1) Systematic investing: Since we won't know what day investment markets reach their lowest until it's a historical fact, it is helpful to invest specific amounts of money over an appropriate period of time and not all at once. This is also known as dollar cost averaging. If you are contributing to a retirement plan at work, you are engaging in this investment process. If you are reinvesting your dividends and capital gains back into fund holdings, you are also in a small fashion doing the same. This approach can keep you from investing too much all at once when you are not clear where market valuations are headed in the short run, but you want to be invested for the long term.

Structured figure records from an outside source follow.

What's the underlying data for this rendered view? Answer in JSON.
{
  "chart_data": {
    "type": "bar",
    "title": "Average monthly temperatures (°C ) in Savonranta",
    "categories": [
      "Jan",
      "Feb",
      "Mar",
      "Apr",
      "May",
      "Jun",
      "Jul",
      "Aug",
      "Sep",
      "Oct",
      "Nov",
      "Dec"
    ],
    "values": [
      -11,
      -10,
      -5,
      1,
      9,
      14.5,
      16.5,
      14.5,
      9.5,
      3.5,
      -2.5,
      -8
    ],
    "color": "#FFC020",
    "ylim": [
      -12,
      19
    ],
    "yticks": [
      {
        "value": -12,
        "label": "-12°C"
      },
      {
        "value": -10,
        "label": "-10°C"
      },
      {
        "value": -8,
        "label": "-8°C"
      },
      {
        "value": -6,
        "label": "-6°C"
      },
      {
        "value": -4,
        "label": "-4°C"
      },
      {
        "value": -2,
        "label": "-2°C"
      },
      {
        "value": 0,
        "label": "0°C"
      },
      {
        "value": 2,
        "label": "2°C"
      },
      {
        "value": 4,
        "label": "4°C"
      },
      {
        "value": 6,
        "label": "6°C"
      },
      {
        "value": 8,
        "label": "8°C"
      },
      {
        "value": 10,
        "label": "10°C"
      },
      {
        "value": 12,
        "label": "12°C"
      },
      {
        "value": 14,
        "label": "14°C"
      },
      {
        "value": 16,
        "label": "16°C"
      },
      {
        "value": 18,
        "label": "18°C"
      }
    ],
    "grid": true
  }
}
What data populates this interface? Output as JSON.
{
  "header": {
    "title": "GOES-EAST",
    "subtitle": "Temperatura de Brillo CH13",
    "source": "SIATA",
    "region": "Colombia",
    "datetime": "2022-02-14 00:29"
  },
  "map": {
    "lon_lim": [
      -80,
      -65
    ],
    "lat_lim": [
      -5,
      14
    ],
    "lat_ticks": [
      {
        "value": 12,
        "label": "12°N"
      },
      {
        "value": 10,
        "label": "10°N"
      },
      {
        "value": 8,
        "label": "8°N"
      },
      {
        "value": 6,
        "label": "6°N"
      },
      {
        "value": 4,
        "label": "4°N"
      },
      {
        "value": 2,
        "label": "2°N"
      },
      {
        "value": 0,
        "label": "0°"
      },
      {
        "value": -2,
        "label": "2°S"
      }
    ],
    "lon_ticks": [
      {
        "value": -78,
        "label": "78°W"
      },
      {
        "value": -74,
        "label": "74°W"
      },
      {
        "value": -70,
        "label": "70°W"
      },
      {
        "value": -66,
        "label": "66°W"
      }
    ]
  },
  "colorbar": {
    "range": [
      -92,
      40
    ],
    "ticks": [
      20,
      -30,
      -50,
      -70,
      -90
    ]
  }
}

2) Portfolio design ideas before retirement: Today you might be a full-time worker, perhaps raising a family, with retirement a distant idea. If you are still working, figure out how much you might need over the next year in the way of cash flow for upcoming projects, a possible job loss, or an extra expense such as college or a car. Keep an amount that's equivalent to that need out of markets that experience volatility, for example the stock market, or are illiquid, for example real estate. Having an appropriate amount of money set aside for short-term needs during volatile times should allow you to still enjoy your life with less worry.
3) Portfolio design ideas during retirement: If you are about to retire, or have already, you need to think differently. Your assets need to be able to weather down market cycles while still benefiting from growth times. In addition to the idea of setting up reserves for short-term expenses, you also must create a dependable income stream. One approach is to think about the number of years markets can take to recover when they experience difficulties, and build a portfolio that produces enough income to help you through. You want to avoid selling assets when markets are low. You also need to be tactical about what assets you spend and in which order with respect to tax matters. Additionally you might decide to begin pensions or social security payments earlier in order to defer the need to withdraw as much from your investments.

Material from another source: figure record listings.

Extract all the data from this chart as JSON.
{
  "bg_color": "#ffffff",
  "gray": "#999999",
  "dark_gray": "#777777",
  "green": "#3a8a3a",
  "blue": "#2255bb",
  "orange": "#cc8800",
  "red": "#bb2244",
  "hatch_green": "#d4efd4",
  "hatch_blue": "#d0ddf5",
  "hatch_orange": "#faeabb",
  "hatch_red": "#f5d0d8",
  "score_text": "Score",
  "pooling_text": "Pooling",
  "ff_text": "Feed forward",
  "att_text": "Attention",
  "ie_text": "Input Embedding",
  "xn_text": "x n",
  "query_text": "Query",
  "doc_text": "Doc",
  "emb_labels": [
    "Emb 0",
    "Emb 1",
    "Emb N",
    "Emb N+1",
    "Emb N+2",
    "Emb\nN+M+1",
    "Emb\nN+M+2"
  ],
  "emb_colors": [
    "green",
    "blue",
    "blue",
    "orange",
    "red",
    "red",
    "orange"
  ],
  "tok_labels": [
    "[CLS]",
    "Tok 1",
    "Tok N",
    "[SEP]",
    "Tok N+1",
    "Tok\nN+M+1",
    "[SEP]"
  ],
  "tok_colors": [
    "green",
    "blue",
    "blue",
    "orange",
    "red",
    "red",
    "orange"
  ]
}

4) What's your risk tolerance? Can you handle down markets? If so, in what ways and how much? Some of you love the ride and are okay with volatility. Others would rather avoid portfolio bounce, preferring to experience fewer market pops in return for mitigating the impact of market drops. There are some great online tools for you to use to assess your tolerance for risk. Take them during good times and bad to keep it real. Your trusted advisors can assist you with this as well.
5) Have an honest look at your personal investment resources. Even the most logical portfolio can only do so much. You need to make sure you don't count on your portfolio to perform unrealistic tasks for you during your life. If you have limited resources, what you can control are spending, increasing savings or maybe even delaying retirement. If you are retired, perhaps there is part-time, enjoyable work you could take up. Volunteer at the theatre to see shows for free. Work as a customer service driver for an auto service shop if you miss people. Work for Uber or Lyft, even! Do whatever you can to take some amount of spending stress off your assets' shoulders.
So what's the bottom line here? You and I cannot control markets, but we can control our investor behavior. Think about your core values and investment needs both short and long-term and don't ignore your risk tolerance factor. A good night's sleep can be an asset, too!